But an innocent person who is held for questioning would have no right and no remedy, she said.
Two years ago, the high court took up a well-publicized challenge to the Miranda decision and ultimately refused to overturn it. Rehnquist, a longtime critic of Miranda, surprised many by writing the decision for the 7-2 majority.
But his opinion did not describe the Miranda decision as limiting the police. Instead, he said it means that some incriminating statements "may not be used as evidence in the prosecution's case."

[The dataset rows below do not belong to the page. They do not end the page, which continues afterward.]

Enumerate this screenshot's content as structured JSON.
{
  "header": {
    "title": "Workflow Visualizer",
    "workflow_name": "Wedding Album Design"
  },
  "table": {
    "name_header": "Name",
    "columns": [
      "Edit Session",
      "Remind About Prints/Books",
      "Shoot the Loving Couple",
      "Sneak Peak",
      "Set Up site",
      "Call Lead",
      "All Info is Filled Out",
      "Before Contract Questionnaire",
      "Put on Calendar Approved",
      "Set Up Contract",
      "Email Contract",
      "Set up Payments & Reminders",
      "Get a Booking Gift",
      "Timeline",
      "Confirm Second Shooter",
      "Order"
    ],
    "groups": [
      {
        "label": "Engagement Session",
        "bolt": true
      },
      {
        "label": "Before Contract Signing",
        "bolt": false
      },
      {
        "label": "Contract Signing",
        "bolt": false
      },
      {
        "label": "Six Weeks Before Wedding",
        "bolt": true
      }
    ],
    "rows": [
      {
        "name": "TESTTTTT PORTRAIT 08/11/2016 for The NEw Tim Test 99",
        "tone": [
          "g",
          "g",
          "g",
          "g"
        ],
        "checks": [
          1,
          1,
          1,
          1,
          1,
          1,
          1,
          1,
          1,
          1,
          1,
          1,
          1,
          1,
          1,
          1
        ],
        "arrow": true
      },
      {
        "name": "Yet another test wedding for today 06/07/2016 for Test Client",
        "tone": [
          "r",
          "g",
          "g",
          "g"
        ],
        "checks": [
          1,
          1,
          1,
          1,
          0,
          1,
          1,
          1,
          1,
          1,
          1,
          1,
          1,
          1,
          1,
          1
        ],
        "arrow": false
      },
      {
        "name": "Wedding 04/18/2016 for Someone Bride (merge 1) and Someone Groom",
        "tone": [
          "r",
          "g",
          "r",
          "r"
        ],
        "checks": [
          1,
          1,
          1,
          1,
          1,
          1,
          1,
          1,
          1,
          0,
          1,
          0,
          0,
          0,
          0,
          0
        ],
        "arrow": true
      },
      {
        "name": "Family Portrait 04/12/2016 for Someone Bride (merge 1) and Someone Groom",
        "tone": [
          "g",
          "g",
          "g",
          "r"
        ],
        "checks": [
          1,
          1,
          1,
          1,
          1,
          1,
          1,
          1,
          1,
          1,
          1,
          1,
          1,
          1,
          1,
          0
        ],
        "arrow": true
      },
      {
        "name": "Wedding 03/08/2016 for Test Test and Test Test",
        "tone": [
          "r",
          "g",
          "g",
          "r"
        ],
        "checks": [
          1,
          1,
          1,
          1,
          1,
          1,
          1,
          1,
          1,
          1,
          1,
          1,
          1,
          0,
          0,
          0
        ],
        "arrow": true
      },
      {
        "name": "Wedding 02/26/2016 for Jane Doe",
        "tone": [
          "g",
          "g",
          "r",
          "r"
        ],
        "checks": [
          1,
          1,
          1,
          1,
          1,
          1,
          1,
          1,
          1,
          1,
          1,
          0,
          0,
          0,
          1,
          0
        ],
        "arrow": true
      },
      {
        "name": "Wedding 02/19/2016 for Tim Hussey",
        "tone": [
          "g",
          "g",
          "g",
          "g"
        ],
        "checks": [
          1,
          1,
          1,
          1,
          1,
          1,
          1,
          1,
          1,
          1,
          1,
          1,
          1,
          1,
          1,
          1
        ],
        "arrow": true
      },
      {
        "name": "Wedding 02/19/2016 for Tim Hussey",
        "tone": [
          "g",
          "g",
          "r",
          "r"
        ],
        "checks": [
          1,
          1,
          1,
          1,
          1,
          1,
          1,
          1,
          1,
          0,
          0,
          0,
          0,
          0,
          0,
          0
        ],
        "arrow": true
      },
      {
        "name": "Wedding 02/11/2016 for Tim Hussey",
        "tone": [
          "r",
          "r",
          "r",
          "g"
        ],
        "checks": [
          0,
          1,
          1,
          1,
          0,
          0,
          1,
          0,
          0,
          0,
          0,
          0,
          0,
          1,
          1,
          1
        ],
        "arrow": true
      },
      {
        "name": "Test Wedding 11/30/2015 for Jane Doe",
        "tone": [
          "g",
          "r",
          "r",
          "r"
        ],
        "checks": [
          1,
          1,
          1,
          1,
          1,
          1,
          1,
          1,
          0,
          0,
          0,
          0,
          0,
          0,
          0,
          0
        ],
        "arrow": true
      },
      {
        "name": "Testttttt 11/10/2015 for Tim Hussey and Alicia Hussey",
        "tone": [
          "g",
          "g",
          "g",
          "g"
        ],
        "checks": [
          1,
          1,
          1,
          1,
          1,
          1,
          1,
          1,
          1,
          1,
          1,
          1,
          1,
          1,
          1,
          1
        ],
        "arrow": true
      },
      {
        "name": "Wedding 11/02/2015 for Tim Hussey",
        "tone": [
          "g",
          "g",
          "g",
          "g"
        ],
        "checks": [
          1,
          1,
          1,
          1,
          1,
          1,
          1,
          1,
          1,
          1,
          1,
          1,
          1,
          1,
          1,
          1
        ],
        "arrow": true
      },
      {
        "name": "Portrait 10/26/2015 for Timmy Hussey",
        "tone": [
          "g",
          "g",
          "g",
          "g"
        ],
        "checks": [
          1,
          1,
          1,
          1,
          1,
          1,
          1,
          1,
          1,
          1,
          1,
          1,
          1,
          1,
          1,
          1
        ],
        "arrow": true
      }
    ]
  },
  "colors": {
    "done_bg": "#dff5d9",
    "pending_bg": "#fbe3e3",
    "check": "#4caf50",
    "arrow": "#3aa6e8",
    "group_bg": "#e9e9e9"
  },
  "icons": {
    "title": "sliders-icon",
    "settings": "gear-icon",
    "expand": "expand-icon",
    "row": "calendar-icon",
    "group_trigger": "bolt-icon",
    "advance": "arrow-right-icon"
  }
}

Former Los Angeles prosecutor Steven Clymer, now a Cornell University law professor, said the Martinez case will decide "what Miranda really means on the street. I think the court will say it is OK for the police to violate Miranda. You are not violating the Constitution when you ignore Miranda," he said.
That will affect how police behave, he said. "If the guy says, 'Stop, I don't want to talk,' or he says, 'I want to see a lawyer,' you [as a police officer] aren't going to get anything out of him," he explained. If the officer continues the questioning and pressures the suspect, he or she may learn valuable information, such as facts about the crime, the location of a weapon or the names of other suspects or witnesses. All this information can be used against the suspect, even if incriminating statements cannot be used at a trial.
"If you're the officer, you look at the costs and the benefits," Clymer said. And many police officers will decide it is better to ignore the suspect's right to remain silent than to respect it, he said.
Clymer, who has an article in the Yale Law Review next month titled "Are Police Free to Disregard Miranda?" said the Supreme Court would be "more honest if it just overruled Miranda."
Such an outcome would surprise many.
"A generation of Americans have been brought up with the belief that we have a right to remain silent," said Ben Wizner of the ACLU of Southern California.
Los Angeles lawyer R. Samuel Paz, who is representing Martinez, said he is surprised by the strange turn in the case.
"They are taking a radical position," Paz said of Oxnard's lawyers. If they are right, it "would permit officers to engage in the most egregious and abusive conduct in violation of decades of 5th Amendment jurisprudence," he wrote in his brief to the court.
Although most lawyers who have followed the case think the Rehnquist court will overrule the 9th Circuit and side with Oxnard, some think the brutal shooting will cause several justices to hesitate.